The Great Mumbler is no more. Marlon Brando, once considered the finest actor in the history of movies, breathed his last in a Los Angeles clinic yesterday, aged 80.

He had been ill for some years - and his career had become a wheezing, broken-winded shadow of the muscular young talent that astonished audiences in the 1950s. He was an intensely physical actor, across whose handsome, pugnacious features savage emotions crackled and jumped like an electrocardiograph line. You could see him thinking, figuring, wondering, so that when he exploded into action - as Stanley in A Streetcar Named Desire, as the former boxer in On the Waterfront, as the gang-leader in The Wild One - it carried perfect conviction.

Before James Dean came along, Brando was the embodiment of post-war, inarticulate rebellious youth.
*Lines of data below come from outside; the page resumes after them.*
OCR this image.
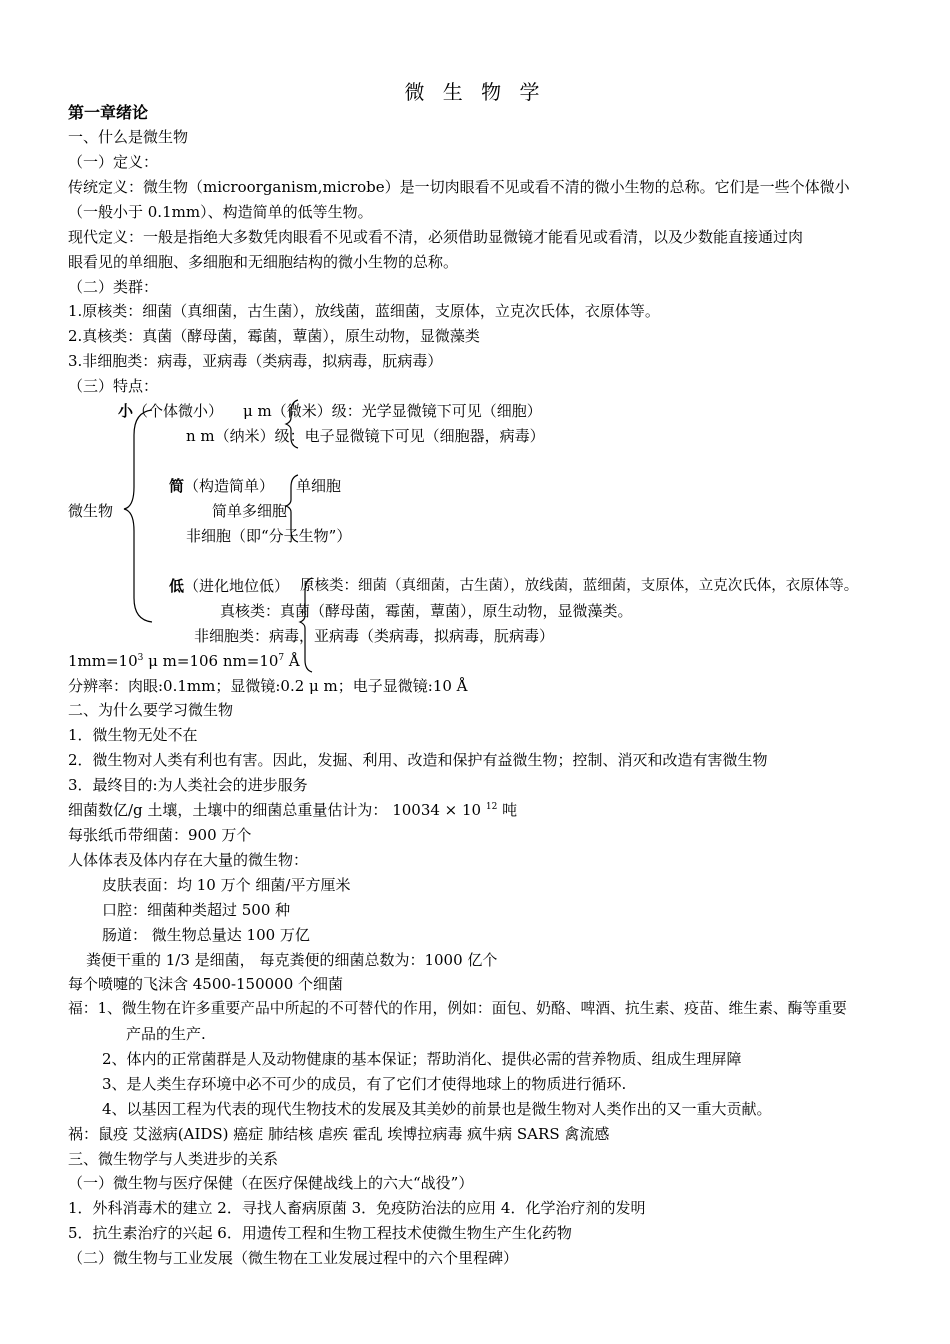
微 生 物 学
第一章绪论
一、什么是微生物
（一）定义：
传统定义：微生物（microorganism,microbe）是一切肉眼看不见或看不清的微小生物的总称。它们是一些个体微小
（一般小于 0.1mm）、构造简单的低等生物。
现代定义：一般是指绝大多数凭肉眼看不见或看不清，必须借助显微镜才能看见或看清，以及少数能直接通过肉
眼看见的单细胞、多细胞和无细胞结构的微小生物的总称。
（二）类群：
1.原核类：细菌（真细菌，古生菌），放线菌，蓝细菌，支原体，立克次氏体，衣原体等。
2.真核类：真菌（酵母菌，霉菌，蕈菌），原生动物，显微藻类
3.非细胞类：病毒，亚病毒（类病毒，拟病毒，朊病毒）
（三）特点：
小（个体微小） μ m（微米）级：光学显微镜下可见（细胞）
n m（纳米）级：电子显微镜下可见（细胞器，病毒）
简（构造简单） 单细胞
微生物	简单多细胞
非细胞（即“分子生物”）
低（进化地位低） 原核类：细菌（真细菌，古生菌），放线菌，蓝细菌，支原体，立克次氏体，衣原体等。
真核类：真菌（酵母菌，霉菌，蕈菌），原生动物，显微藻类。
非细胞类：病毒，亚病毒（类病毒，拟病毒，朊病毒）
$1mm=10^3$ μ m=106 $nm=10^7$ Å
分辨率：肉眼:0.1mm；显微镜:0.2 μ m；电子显微镜:10 Å
二、为什么要学习微生物
1．微生物无处不在
2．微生物对人类有利也有害。因此，发掘、利用、改造和保护有益微生物；控制、消灭和改造有害微生物
3．最终目的:为人类社会的进步服务
细菌数亿/g 土壤，土壤中的细菌总重量估计为： 10034 × 10 $^{12}$ 吨
每张纸币带细菌：900 万个
人体体表及体内存在大量的微生物：
皮肤表面：均 10 万个 细菌/平方厘米
口腔：细菌种类超过 500 种
肠道： 微生物总量达 100 万亿
粪便干重的 1/3 是细菌， 每克粪便的细菌总数为：1000 亿个
每个喷嚏的飞沫含 4500-150000 个细菌
福：1、微生物在许多重要产品中所起的不可替代的作用，例如：面包、奶酪、啤酒、抗生素、疫苗、维生素、酶等重要
产品的生产.
2、体内的正常菌群是人及动物健康的基本保证；帮助消化、提供必需的营养物质、组成生理屏障
3、是人类生存环境中必不可少的成员，有了它们才使得地球上的物质进行循环.
4、以基因工程为代表的现代生物技术的发展及其美妙的前景也是微生物对人类作出的又一重大贡献。
祸：鼠疫 艾滋病(AIDS) 癌症 肺结核 虐疾 霍乱 埃博拉病毒 疯牛病 SARS 禽流感
三、微生物学与人类进步的关系
（一）微生物与医疗保健（在医疗保健战线上的六大“战役”）
1．外科消毒术的建立 2．寻找人畜病原菌 3．免疫防治法的应用 4．化学治疗剂的发明
5．抗生素治疗的兴起 6．用遗传工程和生物工程技术使微生物生产生化药物
（二）微生物与工业发展（微生物在工业发展过程中的六个里程碑）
His hesitant, clenched-teeth delivery and eloquent frowns were new-minted clichés of anti-authority. He spent the Sixties in retreat from such typecasting, playing ludicrously-accented Englishmen in Mutiny on the Bounty and Queimada! His triumphant return to glory, however, came in 1971, playing the Mafia grandee Don Vito Corleone in The Godfather. He gave this Augustus Caesar of organised crime a weary dignity and a disgusted quasi-moral rectitude that put it in the front rank of great screen portrayals.

In later years, as his weight ballooned, his roles became briefer and ever more lucrative. He played Superman's father for five minutes, and the demented Kurtz in Apocalypse Now for about 15 - as if he were simply too huge a presence to fit inside the sprockets of ordinary film for long.

"Brando was the only actor I can describe as a genius," said the director Elia Kazan.